STORY AND PHOTOS BY KAREN BOSSICK
What do you call a hundred spiders on a tire? A spinning wheel.
What do spiders eat when in Paris? French flies.
Youngsters got some jokes and even a few bat and spider factoids, along with treats of popcorn, bite-sized chocolate bars and Clif Bars, at the Wood River Community YMCA’s Halloween Bash this week.
“We just knew the kids were not going to have the Halloween they deserved to have, what with the pandemic. So, we wanted to show how you could have a socially distanced event,” said Emma Paden, Bonni’s Greenhouse coordinator.
The pandemic Halloween party, ahead of tonight’s rare blue Halloween Hunter’s Moon, included an opportunity to make bat-like face masks out of old fun run T-shirts and even a chance to stick a chubby little hand into a tub of creepy crawly worms (all the more reason to use that hand sanitizer!).
Children crawled through an obstacle course of hanging balloons and hay bales in Bonni’s Greenhouse where they fought a ghoul with string spray, threw grenades into the mouth of a monster and took part in a sword fight using pool rollers upon exiting.
Only one child at a time was allowed through the maze. Everything got sanitized with a magic brew between appearances.
“This is wonderful, especially since so much else has been cancelled,” said Aneta Fosburg as she watched her daughter Sophia Fosburg cut out a mask.
Indeed, the Halloween celebrations that did take place were low key. One class at Alturas Elementary, for instance, dressed in costume but stayed in their own pod, rather than showing them off to the rest of the school. "They watched the movie "Coco" and discussed Dia de Los Muertos.

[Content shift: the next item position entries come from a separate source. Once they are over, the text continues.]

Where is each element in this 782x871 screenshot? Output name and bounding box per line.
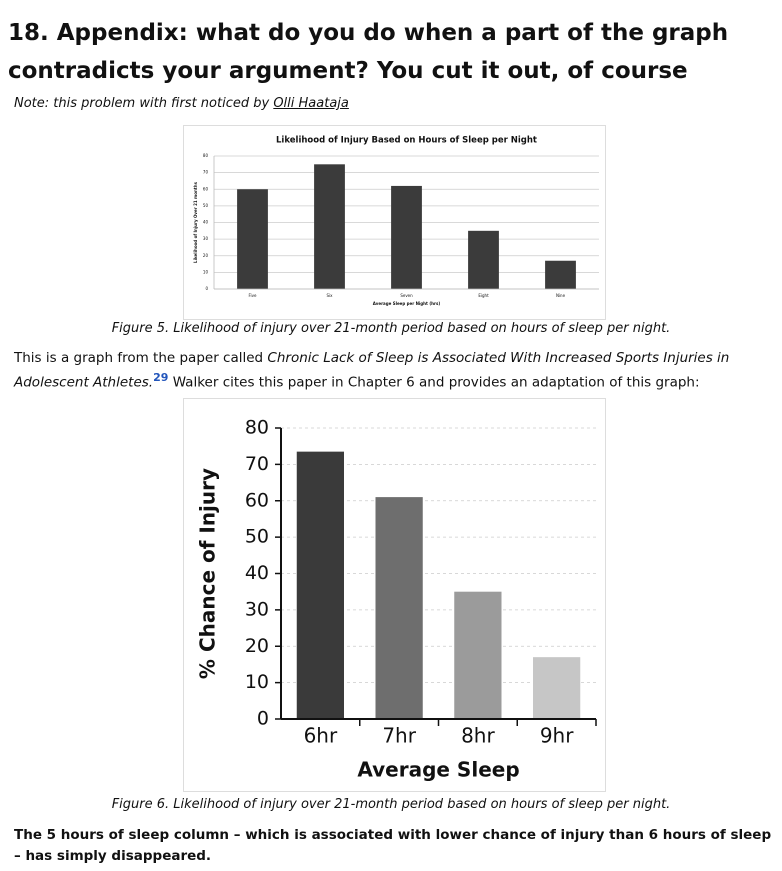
y-tick-label: 20 xyxy=(203,253,209,258)
y-tick-label: 10 xyxy=(245,671,269,693)
text: Walker cites this paper in Chapter 6 and… xyxy=(168,374,700,391)
footnote-ref[interactable]: 29 xyxy=(153,371,169,384)
y-tick-label: 50 xyxy=(203,203,209,208)
y-tick-label: 40 xyxy=(245,562,269,584)
y-tick-label: 70 xyxy=(245,453,269,475)
chart: 0 10 20 30 40 50 60 70 80 6hr 7hr 8hr 9hr Average Sle… xyxy=(183,398,606,792)
y-tick-label: 40 xyxy=(203,220,209,225)
caption: Figure 6. Likelihood of injury over 21-m… xyxy=(111,797,671,812)
bar xyxy=(468,230,499,289)
y-axis-label: % Chance of Injury xyxy=(196,468,220,679)
y-tick-label: 80 xyxy=(203,153,209,158)
x-tick-label: Eight xyxy=(478,293,489,298)
x-tick-label: 6hr xyxy=(304,724,338,748)
y-tick-label: 60 xyxy=(245,489,269,511)
y-tick-label: 30 xyxy=(245,598,269,620)
x-tick-label: Six xyxy=(326,293,333,298)
x-axis-label: Average Sleep xyxy=(357,758,519,782)
bar xyxy=(454,591,502,719)
note-link[interactable]: Olli Haataja xyxy=(273,96,349,111)
chart-title: Likelihood of Injury Based on Hours of S… xyxy=(276,136,537,146)
paragraph: This is a graph from the paper called Ch… xyxy=(14,348,774,393)
chart: Likelihood of Injury Based on Hours of S… xyxy=(183,125,606,320)
y-tick-label: 60 xyxy=(203,186,209,191)
y-tick-label: 0 xyxy=(257,708,269,730)
bar xyxy=(391,185,422,289)
y-tick-label: 20 xyxy=(245,635,269,657)
note: Note: this problem with first noticed by… xyxy=(14,96,349,111)
note-text: Note: this problem with first noticed by xyxy=(14,96,274,111)
x-tick-label: Seven xyxy=(400,293,413,298)
x-axis-label: Average Sleep per Night (hrs) xyxy=(373,301,441,306)
y-tick-label: 80 xyxy=(245,417,269,439)
x-tick-label: Nine xyxy=(556,293,566,298)
bar xyxy=(545,260,576,289)
bar xyxy=(237,189,268,289)
y-tick-label: 50 xyxy=(245,526,269,548)
text: This is a graph from the paper called xyxy=(14,350,268,366)
bar xyxy=(375,497,423,719)
conclusion: The 5 hours of sleep column – which is a… xyxy=(14,827,772,864)
y-tick-label: 30 xyxy=(203,236,209,241)
bar xyxy=(296,451,344,719)
x-tick-label: 9hr xyxy=(540,724,574,748)
paper-title: Chronic Lack of Sleep is Associated With… xyxy=(14,350,730,391)
heading: 18. Appendix: what do you do when a part… xyxy=(8,20,729,84)
x-tick-label: Five xyxy=(249,293,257,298)
bar xyxy=(533,657,581,719)
caption: Figure 5. Likelihood of injury over 21-m… xyxy=(111,321,671,336)
y-tick-label: 70 xyxy=(203,170,209,175)
y-tick-label: 0 xyxy=(205,286,208,291)
y-axis-label: Likelihood of Injury Over 21 months xyxy=(193,181,198,263)
x-tick-label: 8hr xyxy=(461,724,495,748)
x-tick-label: 7hr xyxy=(382,724,416,748)
bar xyxy=(314,164,345,289)
y-tick-label: 10 xyxy=(203,269,209,274)
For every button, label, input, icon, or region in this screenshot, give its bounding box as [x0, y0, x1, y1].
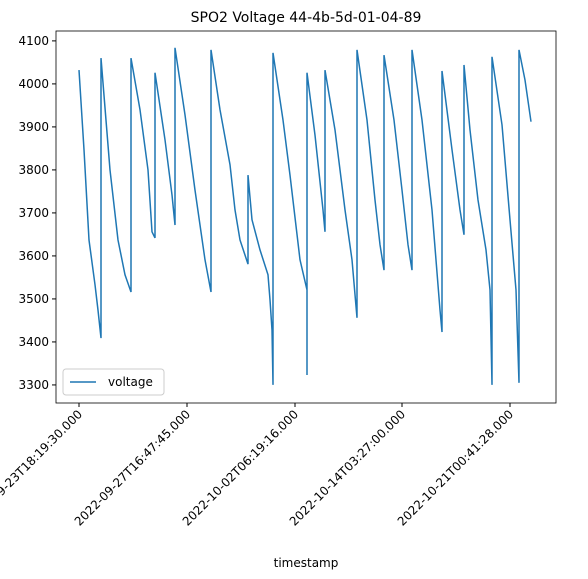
x-tick-label: 2022-09-23T18:19:30.000 [0, 407, 85, 528]
chart-title: SPO2 Voltage 44-4b-5d-01-04-89 [191, 10, 422, 26]
y-tick-label: 3600 [18, 249, 49, 263]
y-tick-label: 3300 [18, 378, 49, 392]
y-tick-label: 3800 [18, 163, 49, 177]
x-axis-label: timestamp [274, 556, 339, 570]
y-tick-label: 3700 [18, 206, 49, 220]
y-tick-label: 3900 [18, 120, 49, 134]
line-series [78, 47, 532, 385]
legend-box [62, 368, 165, 396]
plot-frame [55, 30, 557, 404]
y-tick-label: 3400 [18, 335, 49, 349]
x-tick-label: 2022-09-27T16:47:45.000 [72, 407, 193, 528]
y-tick-label: 4000 [18, 77, 49, 91]
x-tick-label: 2022-10-14T03:27:00.000 [287, 407, 408, 528]
y-tick-label: 4100 [18, 34, 49, 48]
y-tick-label: 3500 [18, 292, 49, 306]
x-tick-label: 2022-10-21T00:41:28.000 [395, 407, 516, 528]
legend-label: voltage [108, 375, 153, 389]
x-tick-label: 2022-10-02T06:19:16.000 [180, 407, 301, 528]
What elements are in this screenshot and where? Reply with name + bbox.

The costumes were fabulous, thanks to the homemade creativity resulting from the pandemic. One child dressed as a microwave, with popcorn inside. Others: Another wore a giant Pac Man head made of styrofoam while another resembled a 6-foot shark and still another, a banana slug. And a few of the teachers dressed up as postcards touting their home states, including Kansas, alternately known as The Sunflower State or the Jayhawker State.
Back at the Y, in between bites of popcorn, youngsters learned that modern-day spiders have websites, rather than plain old webs. They learned that bats can live up to 30 years, eating 1,200 mosquitoes an hour during their lifetime.
“How are bats like false teeth?” one batman asked a youngster. “They both come out at night.”